A starter DMARC record at _dmarc.acme.com:

v=DMARC1; p=none; rua=mailto:[email protected]; ruf=mailto:[email protected]; pct=100; aspf=r; adkim=r
  • p=none means monitor only. Start here.
  • rua is the aggregate report mailbox.
  • ruf is the forensic report mailbox.
  • aspf=r and adkim=r set relaxed alignment; s is strict.

Alignment in plain English

"Alignment" means the domain that passed SPF (or signed with DKIM) must match the domain in the From: header.

  • Strict SPF alignment: the MAIL FROM domain must equal the From: domain.
  • Relaxed SPF alignment: the organisational domain must match. bounce.outreach.acme.com aligns relaxed with [email protected].
  • Strict DKIM alignment: the DKIM d= domain must equal the From: domain.
  • Relaxed DKIM alignment: the organisational domain must match.

Most senders should use relaxed alignment.
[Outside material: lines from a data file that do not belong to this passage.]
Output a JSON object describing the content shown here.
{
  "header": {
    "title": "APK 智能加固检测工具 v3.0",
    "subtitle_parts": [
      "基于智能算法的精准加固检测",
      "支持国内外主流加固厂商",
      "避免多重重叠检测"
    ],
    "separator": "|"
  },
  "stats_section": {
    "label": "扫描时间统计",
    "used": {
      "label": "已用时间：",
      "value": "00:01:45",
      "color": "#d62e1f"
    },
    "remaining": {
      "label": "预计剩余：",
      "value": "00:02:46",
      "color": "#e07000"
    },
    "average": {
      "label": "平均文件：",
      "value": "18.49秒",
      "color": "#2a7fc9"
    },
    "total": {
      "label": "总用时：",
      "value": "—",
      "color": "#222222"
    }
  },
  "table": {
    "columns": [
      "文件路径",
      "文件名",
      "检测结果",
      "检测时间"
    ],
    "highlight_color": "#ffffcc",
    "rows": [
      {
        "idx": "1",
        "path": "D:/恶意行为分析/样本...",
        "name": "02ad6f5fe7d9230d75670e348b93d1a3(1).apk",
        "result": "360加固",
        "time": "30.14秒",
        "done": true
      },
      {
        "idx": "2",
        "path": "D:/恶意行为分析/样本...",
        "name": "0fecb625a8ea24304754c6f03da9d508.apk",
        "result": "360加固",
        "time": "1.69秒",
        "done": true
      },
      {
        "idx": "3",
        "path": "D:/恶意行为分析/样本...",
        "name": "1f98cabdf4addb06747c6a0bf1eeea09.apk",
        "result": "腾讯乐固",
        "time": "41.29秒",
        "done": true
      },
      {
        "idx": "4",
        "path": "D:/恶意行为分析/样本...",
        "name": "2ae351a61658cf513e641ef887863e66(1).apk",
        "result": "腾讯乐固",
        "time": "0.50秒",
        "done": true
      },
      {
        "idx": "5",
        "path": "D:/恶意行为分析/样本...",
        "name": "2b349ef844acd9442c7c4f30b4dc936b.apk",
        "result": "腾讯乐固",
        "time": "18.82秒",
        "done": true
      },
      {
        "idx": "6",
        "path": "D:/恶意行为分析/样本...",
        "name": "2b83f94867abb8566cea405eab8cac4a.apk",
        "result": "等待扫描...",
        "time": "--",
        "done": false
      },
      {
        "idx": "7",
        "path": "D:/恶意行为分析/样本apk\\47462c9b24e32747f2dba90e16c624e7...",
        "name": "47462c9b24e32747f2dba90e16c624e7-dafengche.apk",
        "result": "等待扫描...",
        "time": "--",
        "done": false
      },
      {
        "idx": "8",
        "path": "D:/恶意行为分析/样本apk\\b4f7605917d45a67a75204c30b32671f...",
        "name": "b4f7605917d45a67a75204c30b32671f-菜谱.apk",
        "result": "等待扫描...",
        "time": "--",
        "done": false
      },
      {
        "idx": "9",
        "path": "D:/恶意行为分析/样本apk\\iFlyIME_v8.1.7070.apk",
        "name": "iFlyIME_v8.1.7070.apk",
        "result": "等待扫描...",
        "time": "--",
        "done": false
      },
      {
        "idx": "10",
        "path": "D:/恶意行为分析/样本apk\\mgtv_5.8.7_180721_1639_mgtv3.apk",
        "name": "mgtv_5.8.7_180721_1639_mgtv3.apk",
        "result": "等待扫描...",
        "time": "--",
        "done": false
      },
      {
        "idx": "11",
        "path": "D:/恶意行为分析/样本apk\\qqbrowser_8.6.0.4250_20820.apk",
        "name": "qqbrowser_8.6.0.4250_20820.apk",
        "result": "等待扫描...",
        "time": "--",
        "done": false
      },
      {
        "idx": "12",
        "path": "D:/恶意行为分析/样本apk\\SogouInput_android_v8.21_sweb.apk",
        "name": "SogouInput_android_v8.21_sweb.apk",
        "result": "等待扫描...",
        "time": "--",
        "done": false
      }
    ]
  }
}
Strict only matters when you're trying to prevent specific sub-domain spoofing.

The right way to roll out DMARC

  1. Publish SPF and DKIM for every sending service. Verify with mail-tester.com or your provider's tool.
  2. Publish DMARC with p=none; pct=100; rua=mailto:.... Don't change anything else for two weeks.
  3. Read the aggregate reports. You'll discover services sending as you that you forgot about (the payroll provider, the newsletter from 2019).
  4. Bring every legitimate sender into SPF and DKIM alignment.
  5. Move to p=quarantine; pct=25. Ramp pct to 100 over a month while watching reports.
  6. When clean, move to p=reject. This is the strongest spoof protection.

Common mistakes

  • Multiple SPF records on the same domain: receivers treat that as PermError. There must be exactly one SPF record.
  • Forgetting include: for a new sending service. Mail still leaves; reputation slowly tanks.
  • 1024-bit DKIM keys never rotated. Mailbox providers are starting to penalise stale keys.
  • DMARC p=reject on a domain with services you forgot about, which makes legitimate mail start disappearing.
  • Cold mail from your transactional domain. Reputation issues bleed across.
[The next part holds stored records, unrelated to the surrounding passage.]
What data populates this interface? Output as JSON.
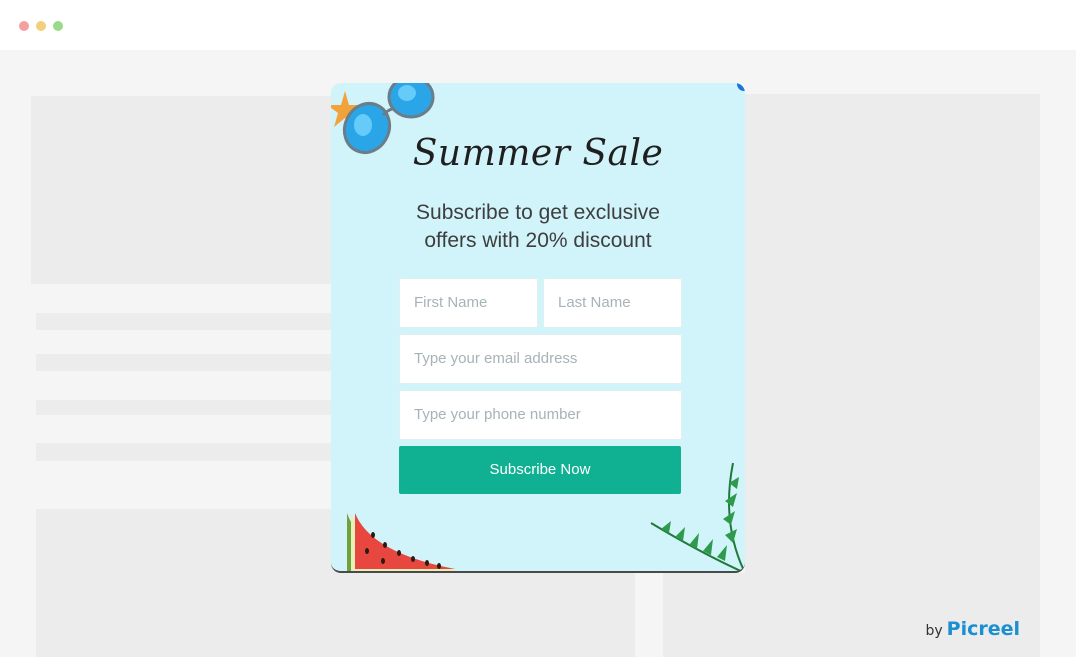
{
  "popup": {
    "title": "Summer Sale",
    "subtitle": "Subscribe to get exclusive offers with 20% discount",
    "fields": {
      "first_name_placeholder": "First Name",
      "last_name_placeholder": "Last Name",
      "email_placeholder": "Type your email address",
      "phone_placeholder": "Type your phone number"
    },
    "submit_label": "Subscribe Now"
  },
  "branding": {
    "by": "by",
    "name": "Picreel"
  },
  "colors": {
    "popup_bg": "#d1f4fb",
    "button": "#10b192",
    "brand": "#1a8fd1"
  },
  "decorations": [
    "starfish-icon",
    "sunglasses-icon",
    "watermelon-icon",
    "palm-leaf-icon"
  ]
}
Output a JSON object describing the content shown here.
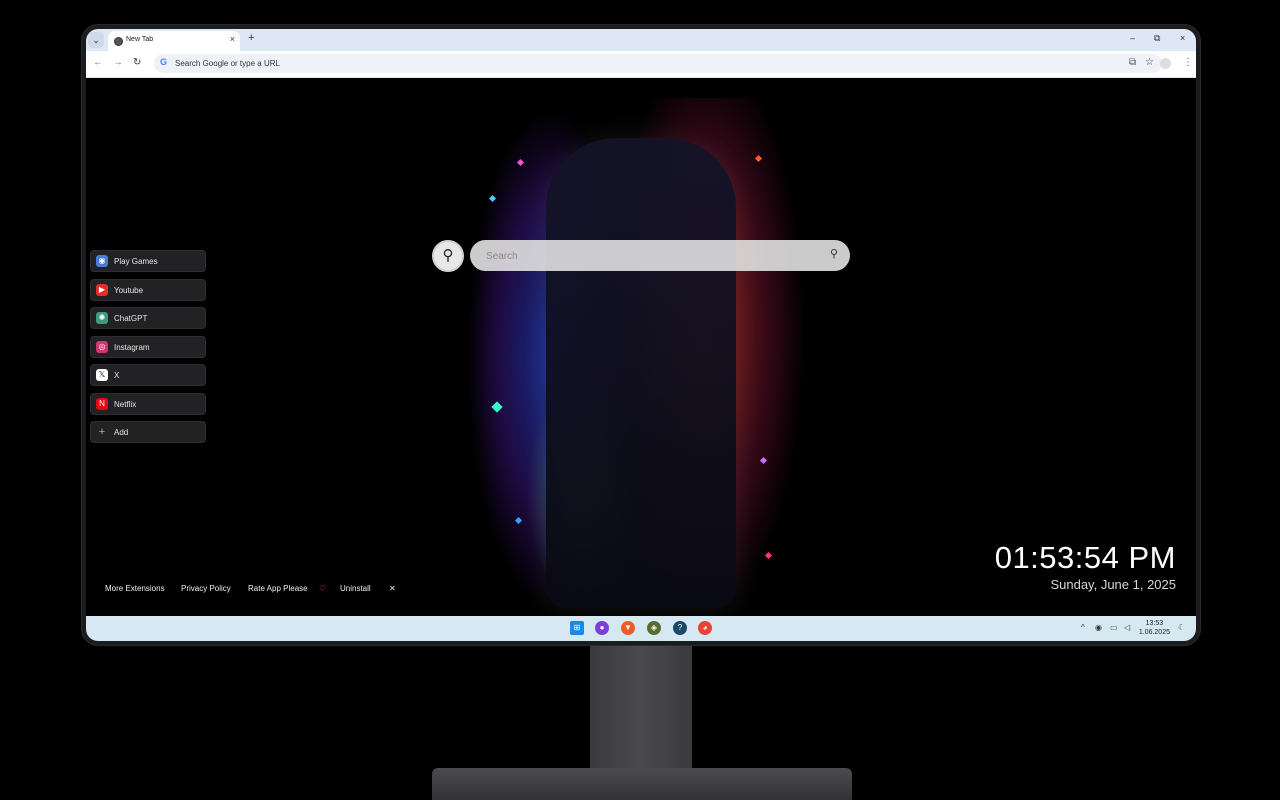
{
  "browser": {
    "tab_title": "New Tab",
    "tab_close": "×",
    "new_tab": "+",
    "menu_chevron": "⌄",
    "window_controls": {
      "minimize": "–",
      "restore": "⧉",
      "close": "×"
    },
    "nav": {
      "back": "←",
      "forward": "→",
      "reload": "↻"
    },
    "omnibox_placeholder": "Search Google or type a URL",
    "omnibox_google_glyph": "G",
    "bookmark_star": "☆",
    "extensions_glyph": "⧉",
    "menu_dots": "⋮"
  },
  "shortcuts": [
    {
      "label": "Play Games",
      "icon": "gamepad-icon",
      "color": "#4a7bd8",
      "glyph": "◉"
    },
    {
      "label": "Youtube",
      "icon": "youtube-icon",
      "color": "#e52d27",
      "glyph": "▶"
    },
    {
      "label": "ChatGPT",
      "icon": "chatgpt-icon",
      "color": "#3c9b7f",
      "glyph": "✺"
    },
    {
      "label": "Instagram",
      "icon": "instagram-icon",
      "color": "#d6336c",
      "glyph": "◎"
    },
    {
      "label": "X",
      "icon": "x-icon",
      "color": "#ffffff",
      "glyph": "𝕏"
    },
    {
      "label": "Netflix",
      "icon": "netflix-icon",
      "color": "#e50914",
      "glyph": "N"
    },
    {
      "label": "Add",
      "icon": "plus-icon",
      "color": "transparent",
      "glyph": "+"
    }
  ],
  "search": {
    "placeholder": "Search",
    "button_glyph": "⚲",
    "inner_glyph": "⚲"
  },
  "footer": {
    "more_extensions": "More Extensions",
    "privacy_policy": "Privacy Policy",
    "rate_app": "Rate App Please",
    "heart": "♡",
    "uninstall": "Uninstall",
    "close": "✕"
  },
  "clock": {
    "time": "01:53:54 PM",
    "date": "Sunday, June 1, 2025"
  },
  "taskbar": {
    "apps": [
      {
        "name": "windows-start-icon",
        "color": "#1e88e5",
        "glyph": "⊞"
      },
      {
        "name": "app-purple-icon",
        "color": "#7b3fd8",
        "glyph": "●"
      },
      {
        "name": "brave-icon",
        "color": "#f05a28",
        "glyph": "▼"
      },
      {
        "name": "game-app-icon",
        "color": "#5a6b2f",
        "glyph": "◈"
      },
      {
        "name": "help-app-icon",
        "color": "#1a4a6a",
        "glyph": "?"
      },
      {
        "name": "chrome-icon",
        "color": "#e84335",
        "glyph": "◕"
      }
    ],
    "tray": {
      "chevron": "^",
      "time": "13:53",
      "date": "1.06.2025"
    }
  }
}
For a company at acme.com:

  • acme.com carries transactional and human mail. DMARC reject after rollout.
  • outreach.acme.com carries cold campaigns, with its own SPF, DKIM, and DMARC.
  • news.acme.com carries newsletters, with separate authentication and reputation.

The sub-domain pattern keeps cold reputation issues from contaminating the inboxes you use to run the company. It also lets you change cold-email providers without disturbing transactional mail.

Authentication isn't a one-time setup

Audit it quarterly. Rotate DKIM keys yearly. Watch DMARC reports. The cost of doing it once is hours; the cost of skipping it is months of bad placement.